Roxane Gay writes about the sexual trauma she experienced and how it has impacted her life. It is a direct, raw insight into one person’s journey and struggles with trying to live in her body: one that is marginalized based on her race and weight.
What was your takeaway?
This book is not meant to be a self-help book or an inspiring story, necessarily. She attempts to share her own experience for what it is. In doing so, she provides something that is emotional, relatable and at times, hard to read because of its vulnerability.
Who would benefit from reading this book?
I highly recommend this book! I believe it can be helpful to read a portrayal of someone currently working on their mental health struggles. Often, books that discuss mental health challenges can give a “happy ending” and feel as though they are preaching. These can be inspiring, but also feel isolating to those who are still coping with these struggles.

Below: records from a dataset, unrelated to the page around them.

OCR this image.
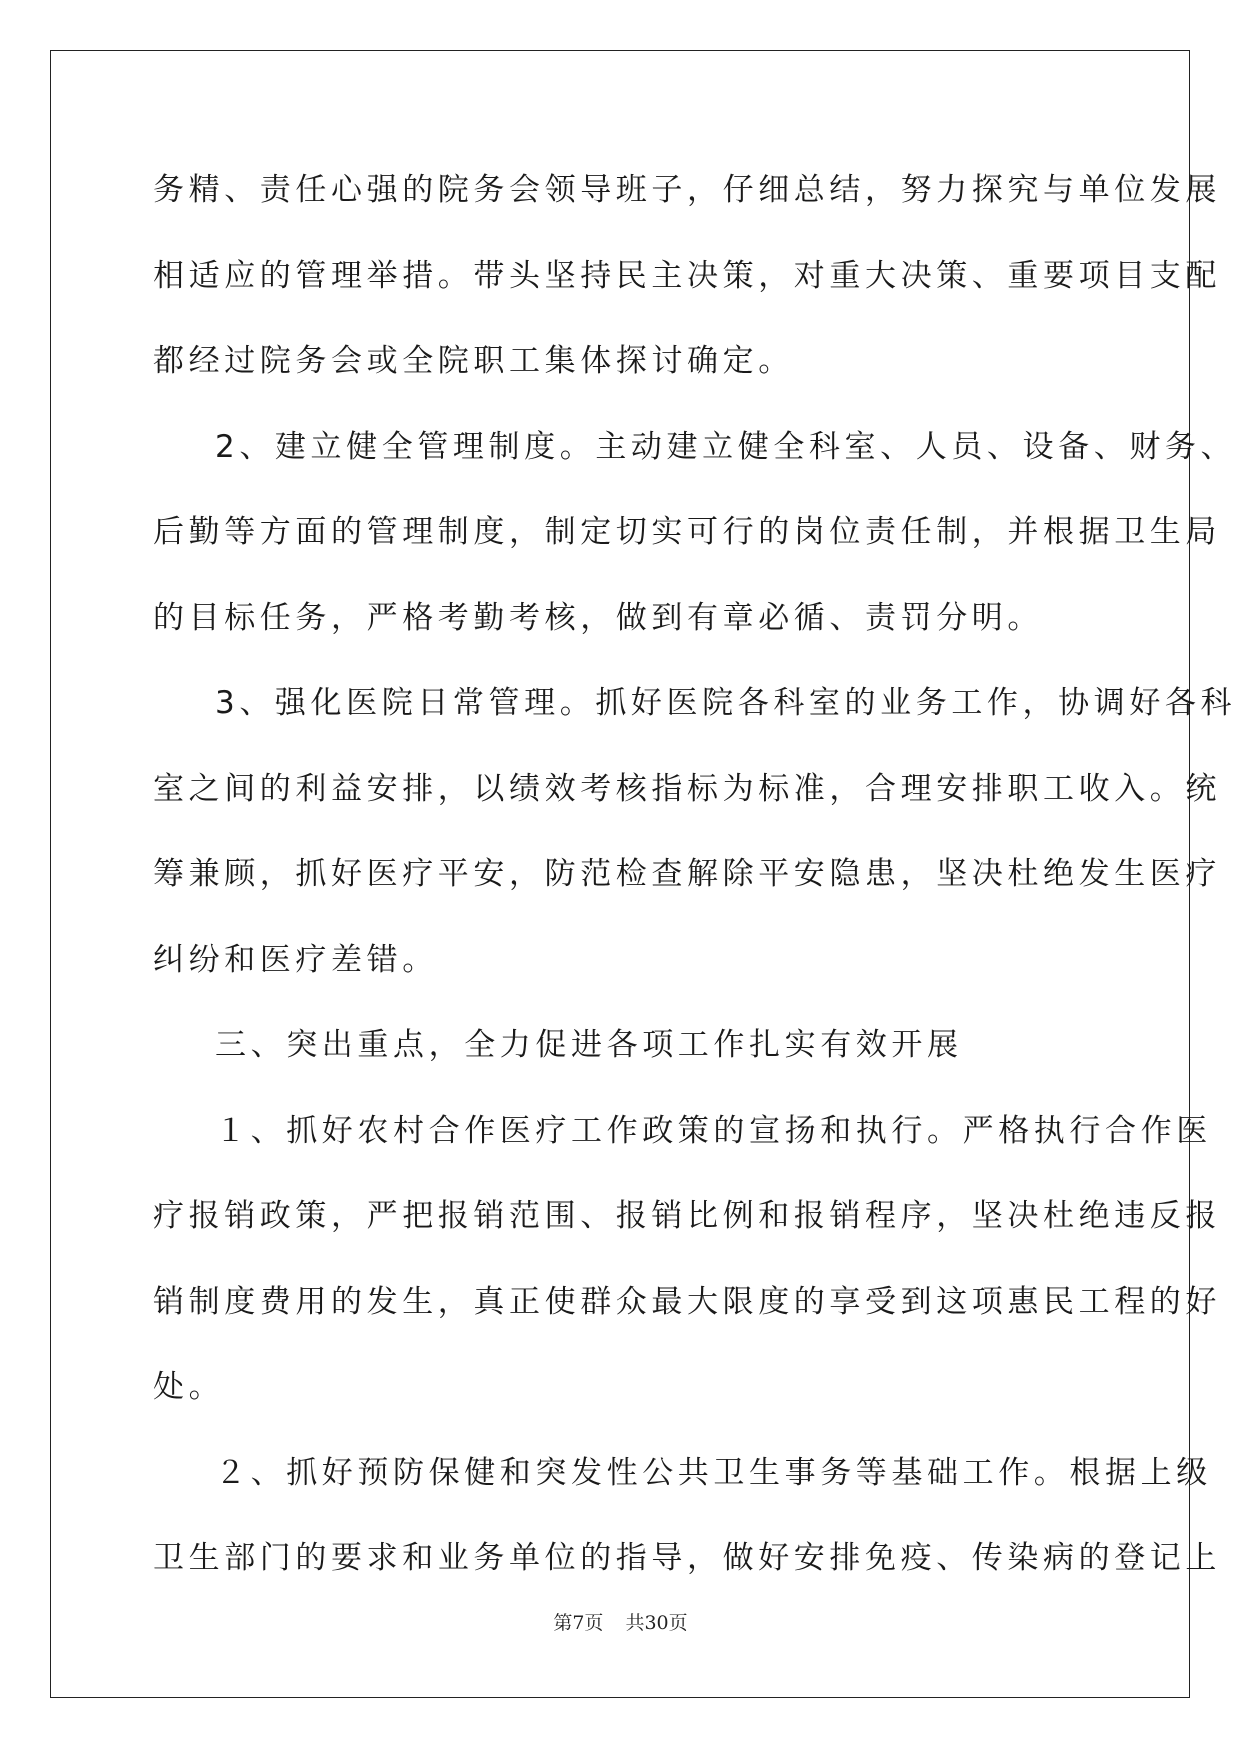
务精、责任心强的院务会领导班子，仔细总结，努力探究与单位发展
相适应的管理举措。带头坚持民主决策，对重大决策、重要项目支配
都经过院务会或全院职工集体探讨确定。
2、建立健全管理制度。主动建立健全科室、人员、设备、财务、
后勤等方面的管理制度，制定切实可行的岗位责任制，并根据卫生局
的目标任务，严格考勤考核，做到有章必循、责罚分明。
3、强化医院日常管理。抓好医院各科室的业务工作，协调好各科
室之间的利益安排，以绩效考核指标为标准，合理安排职工收入。统
筹兼顾，抓好医疗平安，防范检查解除平安隐患，坚决杜绝发生医疗
纠纷和医疗差错。
三、突出重点，全力促进各项工作扎实有效开展
１、抓好农村合作医疗工作政策的宣扬和执行。严格执行合作医
疗报销政策，严把报销范围、报销比例和报销程序，坚决杜绝违反报
销制度费用的发生，真正使群众最大限度的享受到这项惠民工程的好
处。
２、抓好预防保健和突发性公共卫生事务等基础工作。根据上级
卫生部门的要求和业务单位的指导，做好安排免疫、传染病的登记上
第7页 共30页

Roxane highlights how trauma and its impact can continue to evolve and change through our lifespan. This shows the healing process is a journey and may not have a particular endpoint. I found this subtle shift in perspective on healing to be an important point as it normalizes that there is no one timeline in which healing happens.
“This is a memoir of (my) body because, more often than not, stories of bodies like mine are ignored or dismissed or derided. People see bodies like mine and make their assumptions. They think they know the why of my body. They do not.”
The book is not just for those who are struggling with mental health challenges but is also important for broadening perspectives on trauma, race, and fatphobia. Her descriptions of these topics helped me to see more clearly how the beliefs and systems in place in our culture can have such a detrimental impact on someone in a marginalized body.
Overall, I believe her unique perspective provides a sense of community, education about the impact that living in a marginalized body has on mental health, and reduce stigma when it comes to discussing these important topics.